Defendants contended in their motion to dismiss that under the learned intermediary doctrine, they had no duty to warn Friedl of the hyperbaric chamber's dangerous propensities. According to defendants, because they merely delivered the prescription device Friedl's physician had ordered for her, their role was analogous to that of the pharmacist. The trial court's rationale for granting the motion to dismiss is not part of the record before us *fn2 .
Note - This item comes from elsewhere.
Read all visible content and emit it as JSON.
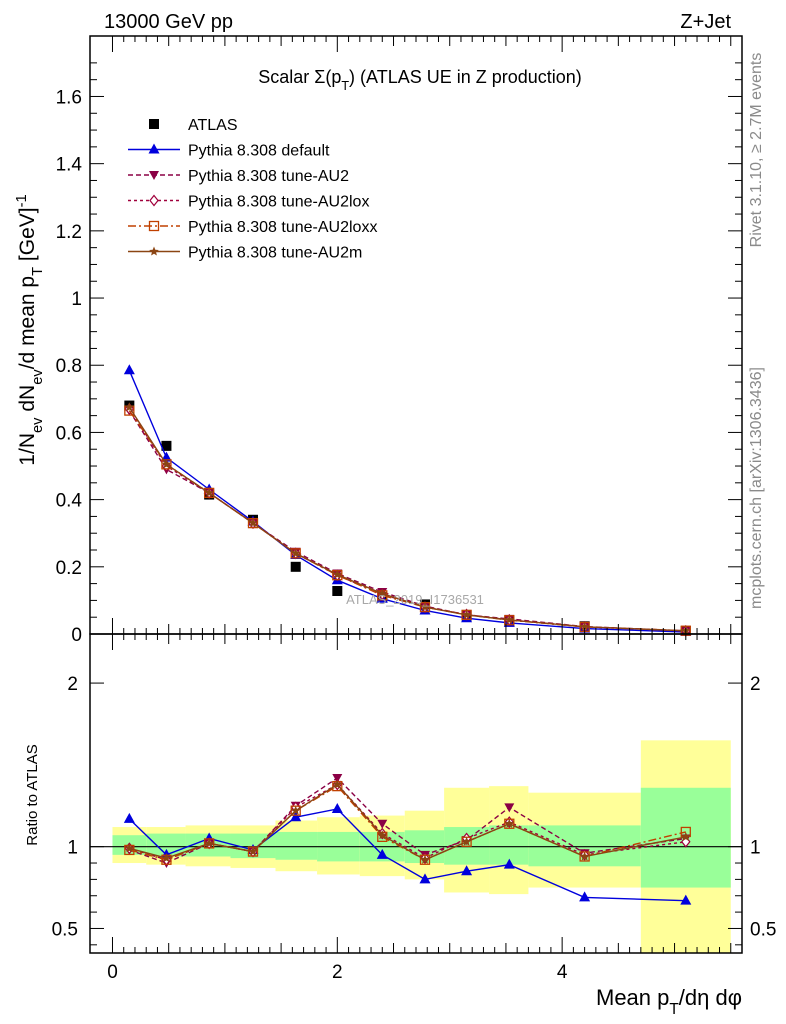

We deem defendants' reliance on the learned intermediary doctrine to be misplaced. Unlike the medical device cases in which the learned intermediary doctrine has previously been considered, suitability of the device as a treatment for a plaintiff's condition is not at issue here. See Hansen, 309 Ill. App. 3d at 881-83; Pluto, 294 Ill. App. 3d at 396. The rationale for the development and implementation of the learned intermediary doctrine is not implicated by the complaint. The complaint against the defendants does not suggest that the hyperbaric chamber was wrongly prescribed, taking into consideration the inherently dangerous propensities of the device in conjunction with Friedl's particular susceptibilities. Her complaint does not allege that defendants should have warned her not to use the hyperbaric chamber as prescribed by her physician. See Fakhouri, 248 Ill. App. 3d at 330-31. Nor does it allege defendants failed to warn her of any risks associated with the correct use of the machine as prescribed. See Pluto, 294 Ill. App. 3d at 396. Instead, Friedl alleged defendants failed to provide her with the basic instructions necessary for the machine's proper operation by failing to tell her the unit needed to be filled with water prior to use in order to humidify the oxygen used in the therapy and by failing to provide her with the necessary available video and written materials illustrating proper operation of the machine. The defendants have not cited, nor has our research discovered, any Illinois case that stands for the proposition that a medical device manufacturer or distributor that provides incomplete operating instructions, resulting in injuries unrelated to whether the device was properly prescribed, is nevertheless immunized from liability by the learned intermediary doctrine. We decline to make such a pronouncement. We hold that the learned intermediary doctrine does not apply to bar actions against distributors of prescribed medical devices for failing to properly instruct the consumer about the device's operation. Accordingly, the trial court erred in dismissing Friedl's action against defendants.
For the reasons set forth, the order of the trial court is reversed and the cause is remanded for further proceedings consistent with this order.
Reversed and remanded.
HARTMAN, P. J., and HOFFMAN, J., concur.